“Berbahagialah orang yang dianiaya oleh sebab kebenaran, karena merekalah yang empunya Kerajaan Sorga”
90. Yesus sendiri memperingatkan kita bahwa jalan yang Ia tawarkan melawan arus, bahkan membuat kita menantang masyarakat dengan cara hidup kita dan, sebagai hasilnya, menjadi sebuah gangguan. Ia mengingatkan kita berapa banyak orang telah, dan masih, dianiaya hanya karena mereka berjuang untuk keadilan, karena mereka sungguh-sungguh bertanggung jawab kepada Allah dan kepada sesama. Kecuali kita ingin tenggelam dalam keadaan biasa-biasa saja, marilah kita tidak mendambakan sebuah kehidupan yang mudah, karena “barangsiapa mau menyelamatkan nyawanya, ia akan kehilangan nyawanya” (Mat 16:25).
91. Dalam menghayati Injil, kita tidak dapat mengharapkan bahwa segala sesuatu akan mudah, karena rasa haus akan kekuasaan dan kepentingan duniawi sering menghalangi jalan kita. Santo Yohanes Paulus II mencatat bahwa “suatu masyarakat menjadi terasing jika bentuk-bentuk organisasi sosial, produksi dan konsumsinya menjadikannya semakin sulit untuk menawarkan karunia diri dan membangun kesetiakawanan di antara orang-orang”.[78] Dalam masyarakat seperti itu, politik, komunikasi massa dan lembaga ekonomi, budaya dan bahkan keagamaan menjadi begitu terjerat sehingga menjadi penghalang bagi pengembangan manusia dan sosial yang otentik. Akibatnya, Sabda Bahagia tidak mudah untuk dihayati; upaya apapun yang dilakukan akan dipandang negatif, dipandang dengan kecurigaan, dan menemui ejekan.
92. Keletihan dan penderitaan apapun yang mungkin kita alami dalam menjalankan perintah kasih dan mengikuti jalan keadilan, salib tetap menjadi sumber pertumbuhan dan pengudusan kita. Kita tidak boleh lupa Perjanjian Baru mengatakan kepada kita bahwa kita harus menanggung penderitaan demi Injil, Perjanjian Baru tepat sekali berbicara tentang penganiayaan (bdk. Kis 5:41; Flp 1:29; Kol 1:24; 2Tim 1: 12; 1 Ptr 2:20,4:14-16; Why 2:10).

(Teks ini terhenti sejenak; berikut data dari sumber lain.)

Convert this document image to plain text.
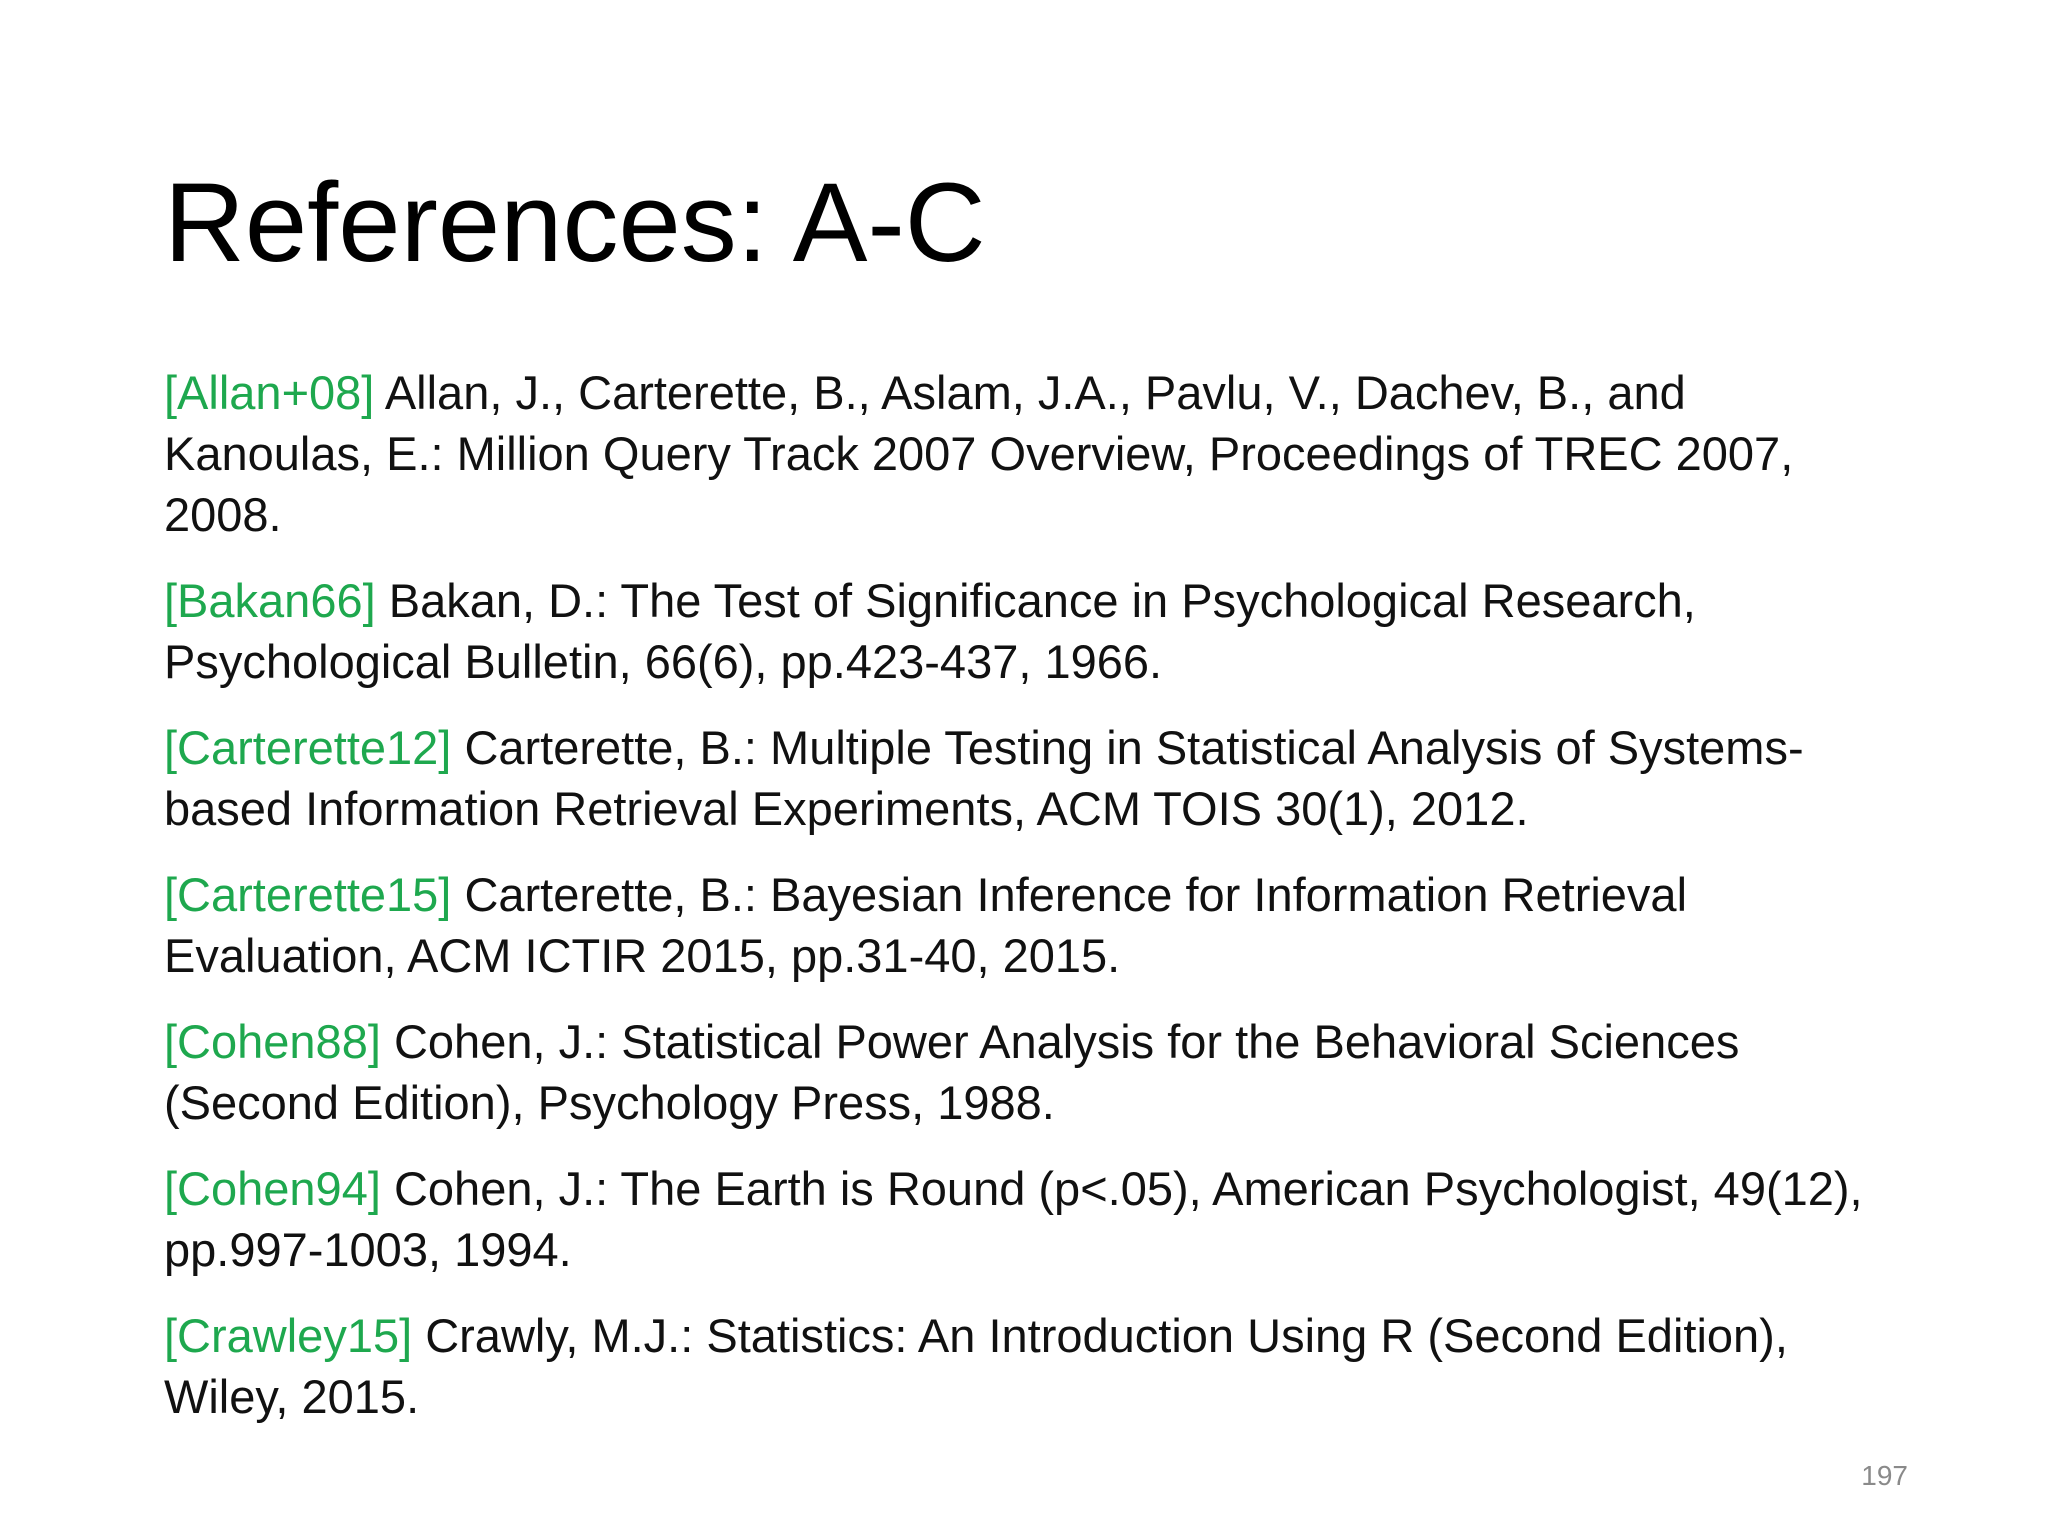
References: A-C

[Allan+08] Allan, J., Carterette, B., Aslam, J.A., Pavlu, V., Dachev, B., and Kanoulas, E.: Million Query Track 2007 Overview, Proceedings of TREC 2007, 2008.

[Bakan66] Bakan, D.: The Test of Significance in Psychological Research, Psychological Bulletin, 66(6), pp.423-437, 1966.

[Carterette12] Carterette, B.: Multiple Testing in Statistical Analysis of Systems-based Information Retrieval Experiments, ACM TOIS 30(1), 2012.

[Carterette15] Carterette, B.: Bayesian Inference for Information Retrieval Evaluation, ACM ICTIR 2015, pp.31-40, 2015.

[Cohen88] Cohen, J.: Statistical Power Analysis for the Behavioral Sciences (Second Edition), Psychology Press, 1988.

[Cohen94] Cohen, J.: The Earth is Round (p<.05), American Psychologist, 49(12), pp.997-1003, 1994.

[Crawley15] Crawly, M.J.: Statistics: An Introduction Using R (Second Edition), Wiley, 2015.

197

93. Di sini kita berbicara tentang penganiayaan yang tidak dapat dihindari, bukan semacam penganiayaan yang mungkin kita timpakan kepada diri kita sendiri oleh perlakuan buruk kita terhadap orang lain. Orang-orang kudus tidak aneh-aneh dan tersendiri, tak tertahankan oleh karena kesombongan, negativitas dan kepahitan mereka. Rasul-rasul Kristus tidak seperti itu. Kisah Para Rasul menyatakan berulang kali bahwa mereka disukai “semua orang” (2:47; bdk. 4:21.33;5:13), bahkan ketika beberapa penguasa melecehkan dan menganiaya mereka (bdk 4:1-3,5:17-18).
94. Penganiayaan bukanlah kenyataan masa lalu, karena hari ini juga kita mengalaminya, entah dengan penumpahan darah, seperti halnya dengan begitu banyak martir masa kini, atau dengan cara yang lebih halus, dengan fitnah dan kebohongan. Yesus menyebut kita berbahagia ketika orang-orang “mencela dan menganiaya dan kepadamu difitnahkan segala yang jahat” (Mat. 5:11). Di lain waktu, penganiayaan dapat berupa olok-olok yang mencoba membuat karikatur iman kita dan membuat kita tampak konyol.
Menerima setiap hari jalan Injil, meskipun itu dapat menyebabkan masalah bagi kita : itulah kekudusan.
[78] Ensiklik Centesimus Annus (1 Mei 1991), 41c: AAS 81 (1993), 844-845.